I was in the water for about two hours, and I can’t swim.  I had a life jacket on, but my legs were getting tired.  I thought I was gone.  There were boats around us, but they couldn’t see us.  Finally an oil tanker picked us up.”

 

Presumably along about now, Granny Hamner is a little leery of water in any form.

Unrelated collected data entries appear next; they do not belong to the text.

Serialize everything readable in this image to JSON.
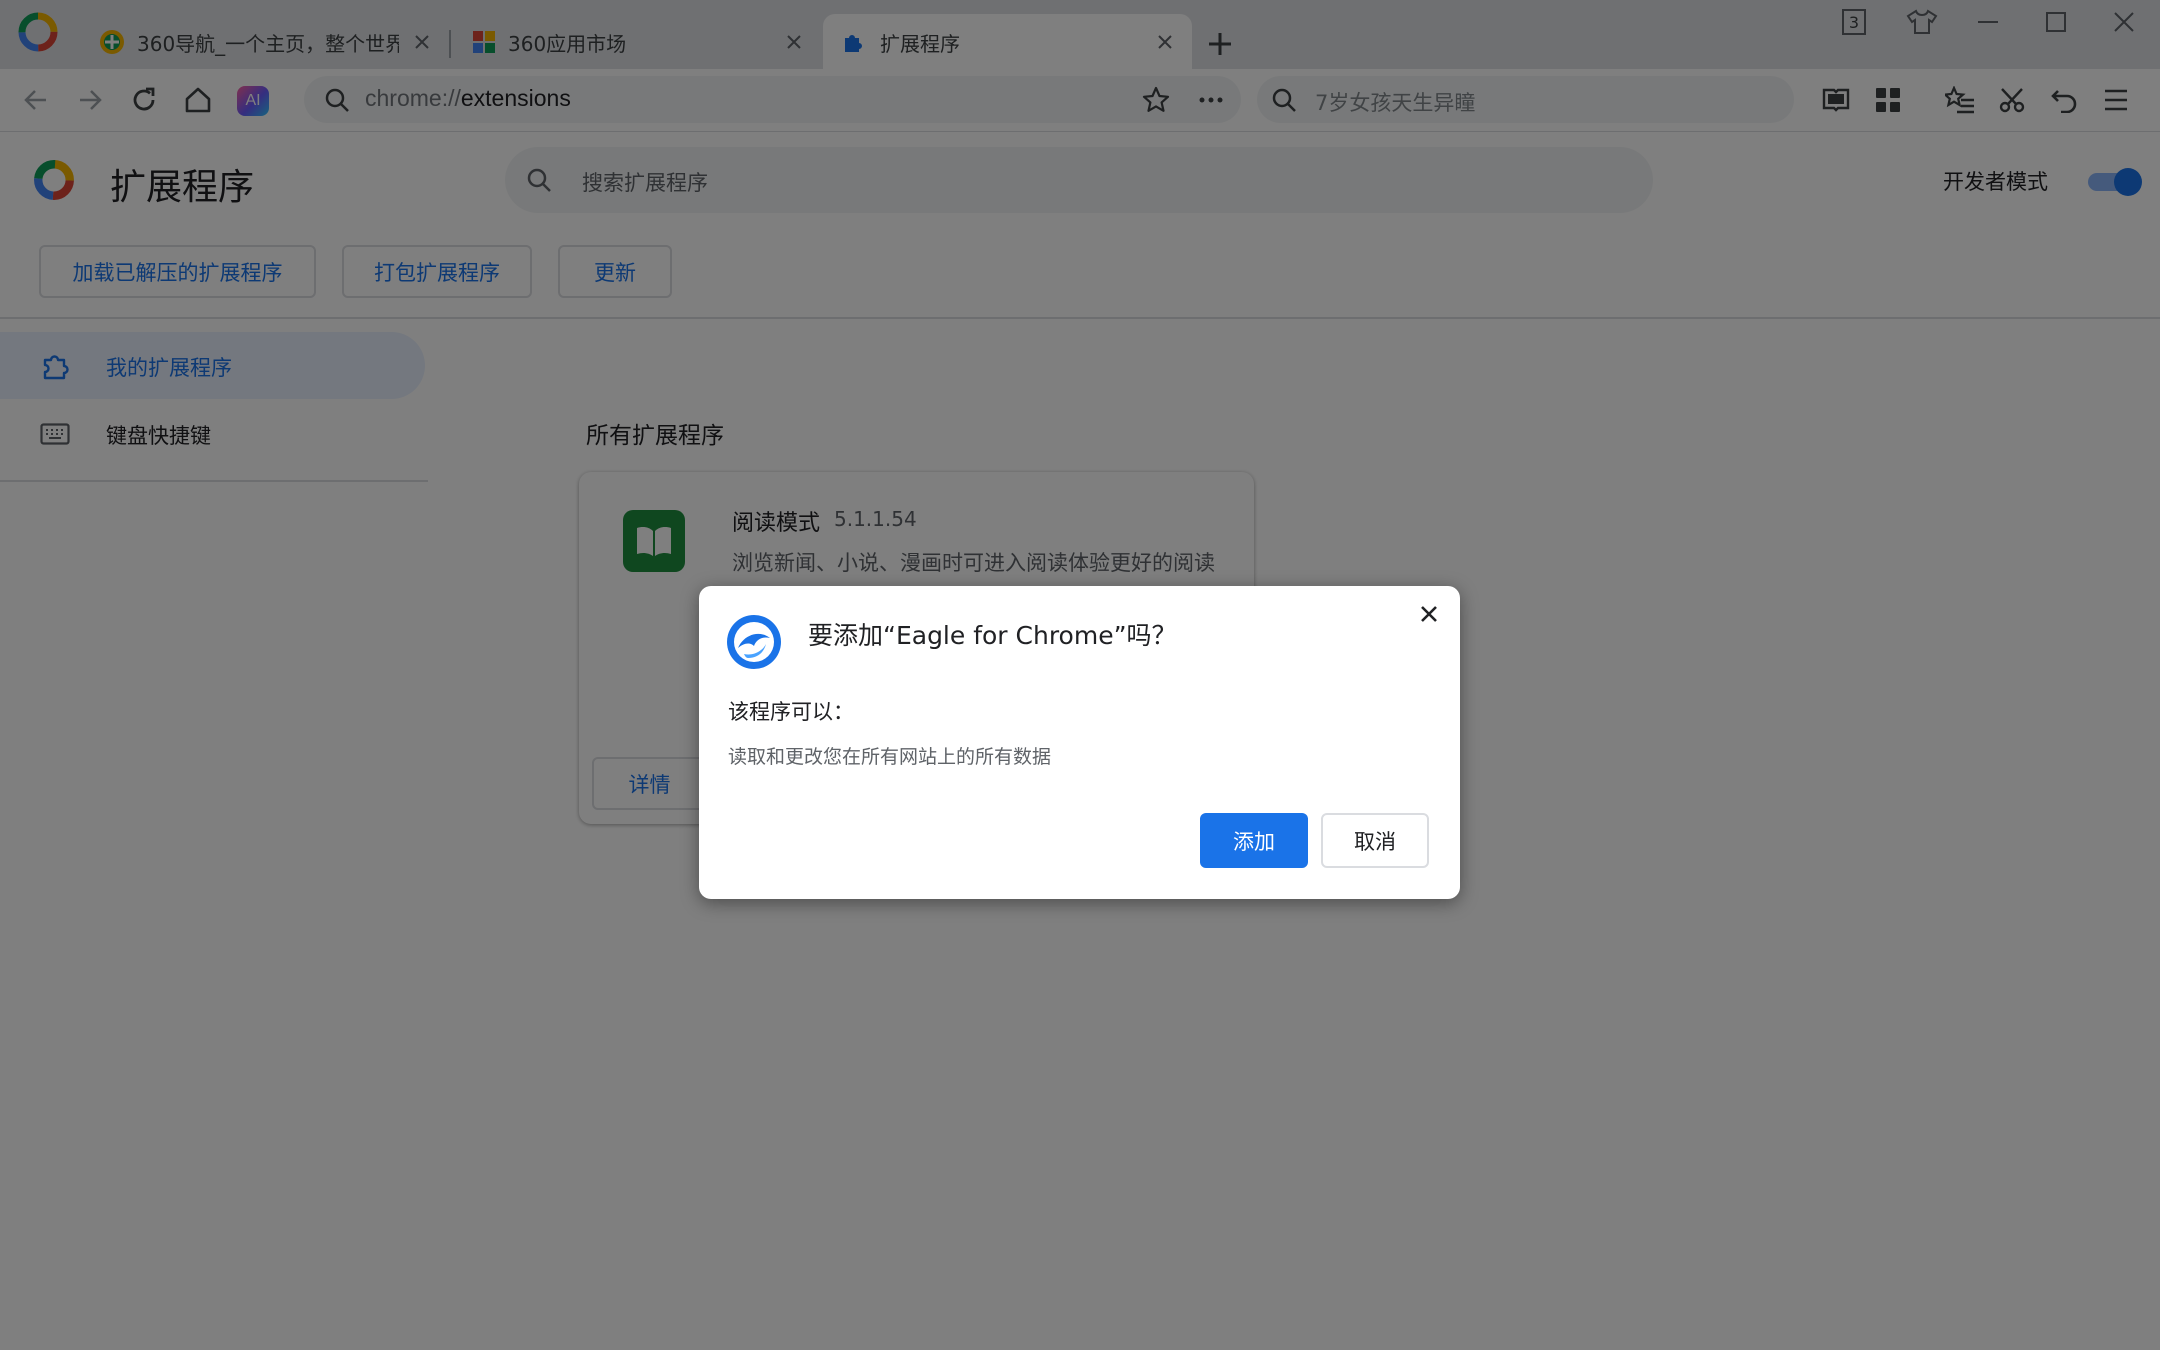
{
  "browser": {
    "tabs": [
      {
        "title": "360导航_一个主页，整个世界",
        "active": false
      },
      {
        "title": "360应用市场",
        "active": false
      },
      {
        "title": "扩展程序",
        "active": true
      }
    ],
    "window_counter": "3",
    "address": {
      "scheme": "chrome://",
      "path": "extensions"
    },
    "search_box": {
      "placeholder": "7岁女孩天生异瞳"
    },
    "ai_label": "AI"
  },
  "extensions_page": {
    "title": "扩展程序",
    "search_placeholder": "搜索扩展程序",
    "developer_mode": {
      "label": "开发者模式",
      "enabled": true
    },
    "actions": {
      "load_unpacked": "加载已解压的扩展程序",
      "pack": "打包扩展程序",
      "update": "更新"
    },
    "sidebar": [
      {
        "label": "我的扩展程序",
        "icon": "puzzle-icon",
        "selected": true
      },
      {
        "label": "键盘快捷键",
        "icon": "keyboard-icon",
        "selected": false
      }
    ],
    "section_title": "所有扩展程序",
    "extension_card": {
      "name": "阅读模式",
      "version": "5.1.1.54",
      "description": "浏览新闻、小说、漫画时可进入阅读体验更好的阅读模式",
      "details_label": "详情"
    }
  },
  "dialog": {
    "title": "要添加“Eagle for Chrome”吗？",
    "subtitle": "该程序可以：",
    "permission": "读取和更改您在所有网站上的所有数据",
    "add_label": "添加",
    "cancel_label": "取消"
  },
  "colors": {
    "accent": "#1a73e8",
    "tab_strip": "#dfe1e5",
    "scrim": "rgba(0,0,0,0.5)",
    "reading_icon": "#1e8e3e"
  }
}
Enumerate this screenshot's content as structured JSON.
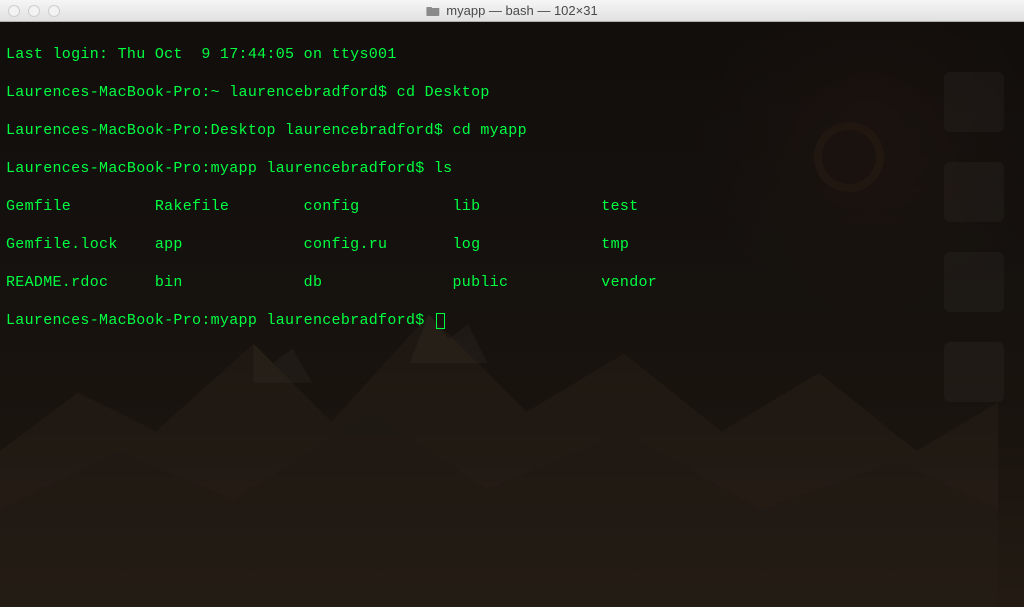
{
  "window": {
    "title": "myapp — bash — 102×31"
  },
  "terminal": {
    "lines": [
      "Last login: Thu Oct  9 17:44:05 on ttys001",
      "Laurences-MacBook-Pro:~ laurencebradford$ cd Desktop",
      "Laurences-MacBook-Pro:Desktop laurencebradford$ cd myapp",
      "Laurences-MacBook-Pro:myapp laurencebradford$ ls",
      "Gemfile         Rakefile        config          lib             test",
      "Gemfile.lock    app             config.ru       log             tmp",
      "README.rdoc     bin             db              public          vendor"
    ],
    "prompt": "Laurences-MacBook-Pro:myapp laurencebradford$ "
  }
}
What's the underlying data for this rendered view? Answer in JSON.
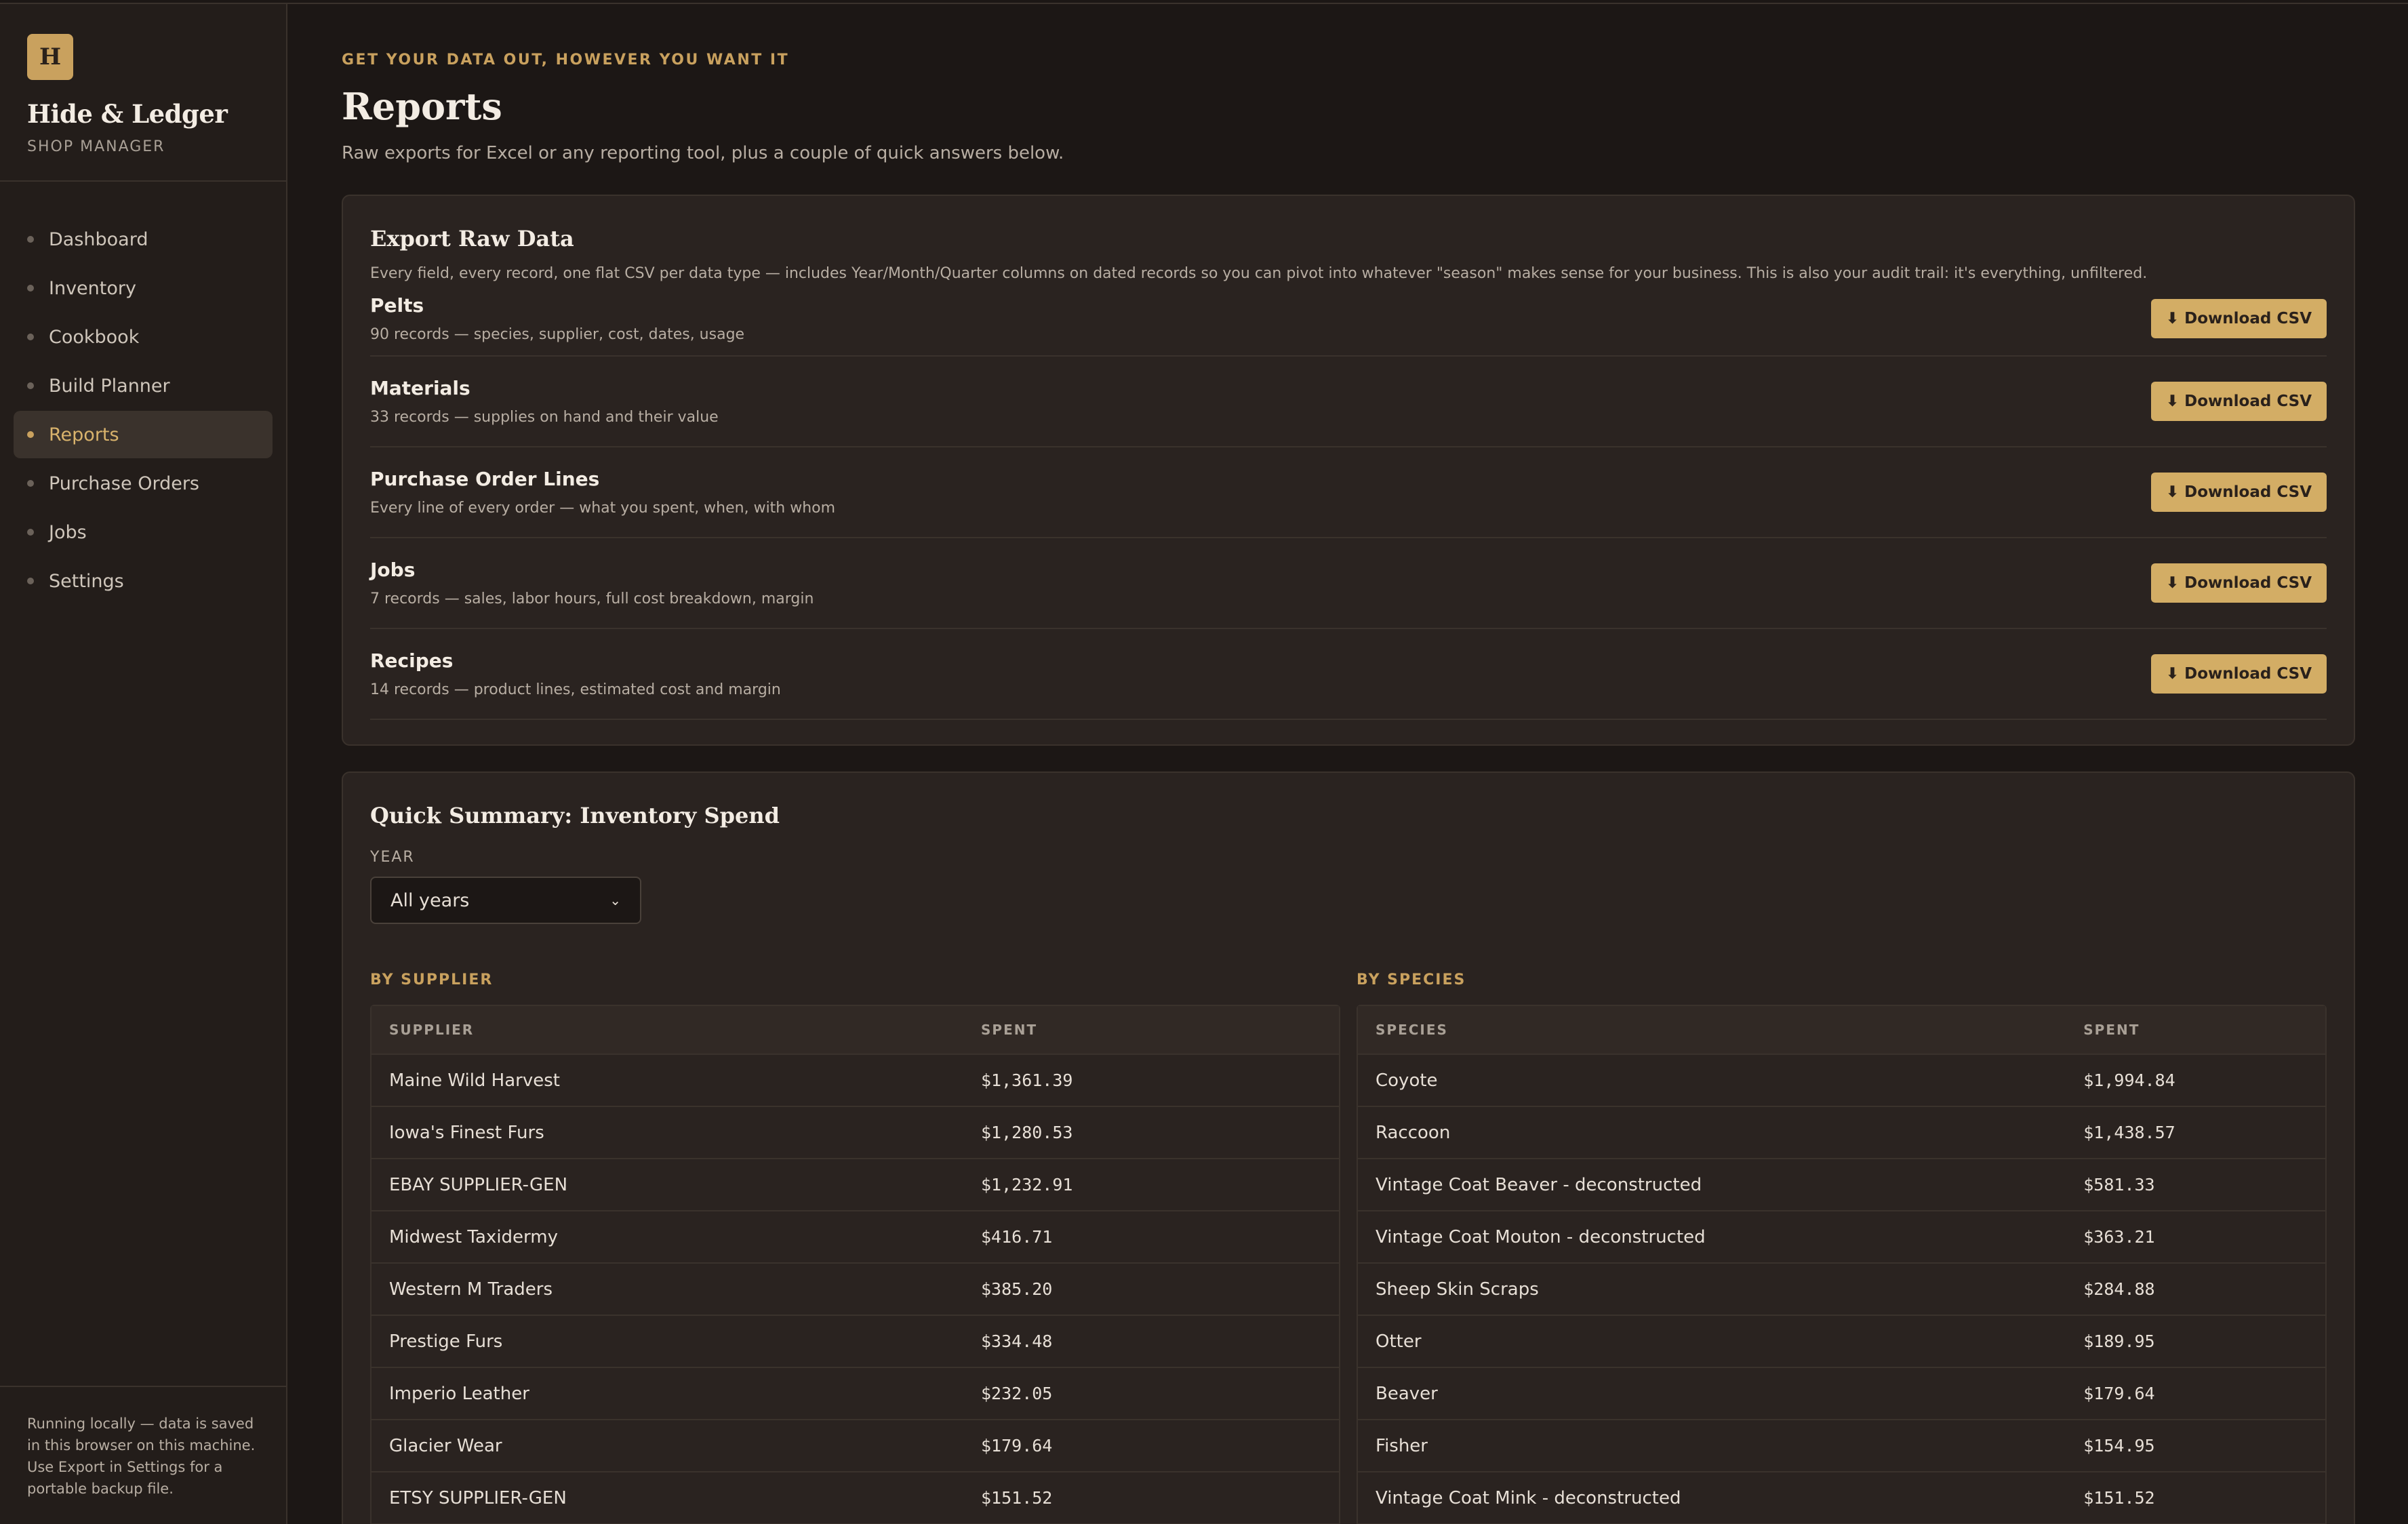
{
  "brand": {
    "logo_letter": "H",
    "name": "Hide & Ledger",
    "subtitle": "SHOP MANAGER"
  },
  "nav": [
    {
      "label": "Dashboard",
      "active": false
    },
    {
      "label": "Inventory",
      "active": false
    },
    {
      "label": "Cookbook",
      "active": false
    },
    {
      "label": "Build Planner",
      "active": false
    },
    {
      "label": "Reports",
      "active": true
    },
    {
      "label": "Purchase Orders",
      "active": false
    },
    {
      "label": "Jobs",
      "active": false
    },
    {
      "label": "Settings",
      "active": false
    }
  ],
  "sidebar_footer": "Running locally — data is saved in this browser on this machine. Use Export in Settings for a portable backup file.",
  "header": {
    "eyebrow": "GET YOUR DATA OUT, HOWEVER YOU WANT IT",
    "title": "Reports",
    "subtitle": "Raw exports for Excel or any reporting tool, plus a couple of quick answers below."
  },
  "export": {
    "title": "Export Raw Data",
    "description": "Every field, every record, one flat CSV per data type — includes Year/Month/Quarter columns on dated records so you can pivot into whatever \"season\" makes sense for your business. This is also your audit trail: it's everything, unfiltered.",
    "button_label": "Download CSV",
    "rows": [
      {
        "title": "Pelts",
        "desc": "90 records — species, supplier, cost, dates, usage"
      },
      {
        "title": "Materials",
        "desc": "33 records — supplies on hand and their value"
      },
      {
        "title": "Purchase Order Lines",
        "desc": "Every line of every order — what you spent, when, with whom"
      },
      {
        "title": "Jobs",
        "desc": "7 records — sales, labor hours, full cost breakdown, margin"
      },
      {
        "title": "Recipes",
        "desc": "14 records — product lines, estimated cost and margin"
      }
    ]
  },
  "summary": {
    "title": "Quick Summary: Inventory Spend",
    "year_label": "YEAR",
    "year_value": "All years",
    "by_supplier": {
      "heading": "BY SUPPLIER",
      "col1": "SUPPLIER",
      "col2": "SPENT",
      "rows": [
        [
          "Maine Wild Harvest",
          "$1,361.39"
        ],
        [
          "Iowa's Finest Furs",
          "$1,280.53"
        ],
        [
          "EBAY SUPPLIER-GEN",
          "$1,232.91"
        ],
        [
          "Midwest Taxidermy",
          "$416.71"
        ],
        [
          "Western M Traders",
          "$385.20"
        ],
        [
          "Prestige Furs",
          "$334.48"
        ],
        [
          "Imperio Leather",
          "$232.05"
        ],
        [
          "Glacier Wear",
          "$179.64"
        ],
        [
          "ETSY SUPPLIER-GEN",
          "$151.52"
        ]
      ]
    },
    "by_species": {
      "heading": "BY SPECIES",
      "col1": "SPECIES",
      "col2": "SPENT",
      "rows": [
        [
          "Coyote",
          "$1,994.84"
        ],
        [
          "Raccoon",
          "$1,438.57"
        ],
        [
          "Vintage Coat Beaver - deconstructed",
          "$581.33"
        ],
        [
          "Vintage Coat Mouton - deconstructed",
          "$363.21"
        ],
        [
          "Sheep Skin Scraps",
          "$284.88"
        ],
        [
          "Otter",
          "$189.95"
        ],
        [
          "Beaver",
          "$179.64"
        ],
        [
          "Fisher",
          "$154.95"
        ],
        [
          "Vintage Coat Mink - deconstructed",
          "$151.52"
        ]
      ]
    }
  }
}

No Joy After Phils Triumph

 

PHILADELPHIA (AP) – The attitude in the Philadelphia Phillies’ dressing room after their 9-8 victory over the Cincinnati Reds reminded one of baseball’s famous poem, “Casey at the Bat.”

 

To paraphrase the famous line, “There was no joy in Mudville… there was no joy in the winners’ dressing room because the thought that by midnight tonight there might not be any baseball in Mudville,” was a mighty sobering influence.

 

The Phillies came from behind Wednesday night in the ninth on a tracer that took a wicked hop over third baseman Ray Knight’s head and turned into a double for Mike Schmidt.  Greg Luzinski then singled home Schmidt to tie the game.

 

Pinch-hitter Del Unser walked, and after trying to bunt twice, Garry Maddox flied out.  But Manny Trillo lined lined to right where Reds’ right fielder Dave Collins muffed the ball for an error and pinch-runner Lonnie Smith scored the winning run.

 

Ordinarily, the Phillies would have been whooping it up with a second victory in a three-game series with the powerful Reds.  The two teams had played since Monday as if there was no tomorrow.  They combined for 40 runs and 67 hits.

 

Luzinski, who has seven hits in his last nine official at bats, including four home runs, admitted that the atmosphere was charged after a telegram to the players indicated a strike was almost a certainty.

 

“I could feel it around the batting cage,” said the muscular outfielder who now leads the National League with 11 home runs.  “I’m in a pretty good groove… I hope I have it when I get back.”

 

Despite the somber mood of the players, there was a ray of hope when it was learned that part-time stadium employees told earlier not to report for work Friday were told to come to work.  The Phillies, off today, are scheduled to open a series with Houston Friday night.

 

Phillies’ manager Dallas Green felt like his players.  Green sat behind a plate of untouched food and said, “I’m low right now.  I’m just sitting back waiting for a catastrophe to happen.”

 

The game was a slugfest in which Cincinnati took a 3-0 lead in the first on a bases loaded triple by Knight, who had three hits and drove in four runs.  The Phillies tied it in the bottom of the inning on a two-run double by Maddox, and a bases-loaded walk to Ramon Aviles.

 

Cincinnati’s Tom Seaver, 26-11 against the Phillies lifetime, lacked his control and lasted one and two-thirds innings, giving up six runs.  The Phillies went ahead 6-3 with three more in the second on a two-run homer by Luzinski, and rookie catcher Keith Moreland’s first major league homer.

 

Shortstop Ramon Aviles’ first big league homer made it 7-3 in the third.  The Cincinnati bullpen silenced the Philadelphia bats until the ninth.

 

The Reds then came back against the Phillies’ Larry Christenson and three relievers to go ahead 8-7.

 

Cincinnati scored three in the fourth inning on four hits, including a two-run double by Johnny Bench and an RBI single form shortstop Ron Oester.  The Reds got one in the sixth on a triple by pinch-hitter Rick Auerbach on Knight’s second triple (sic), following a walk to Dan Driessen.

 

Collins took the blame for the loss.

 

“I missed it,” he said of Trillo’s ninth-inning liner.  “I never took my eyes off the ball.  It was kinda glaring in the lights and at the last second it sort of fishtailed.  No excuses.  I should have had the ball.”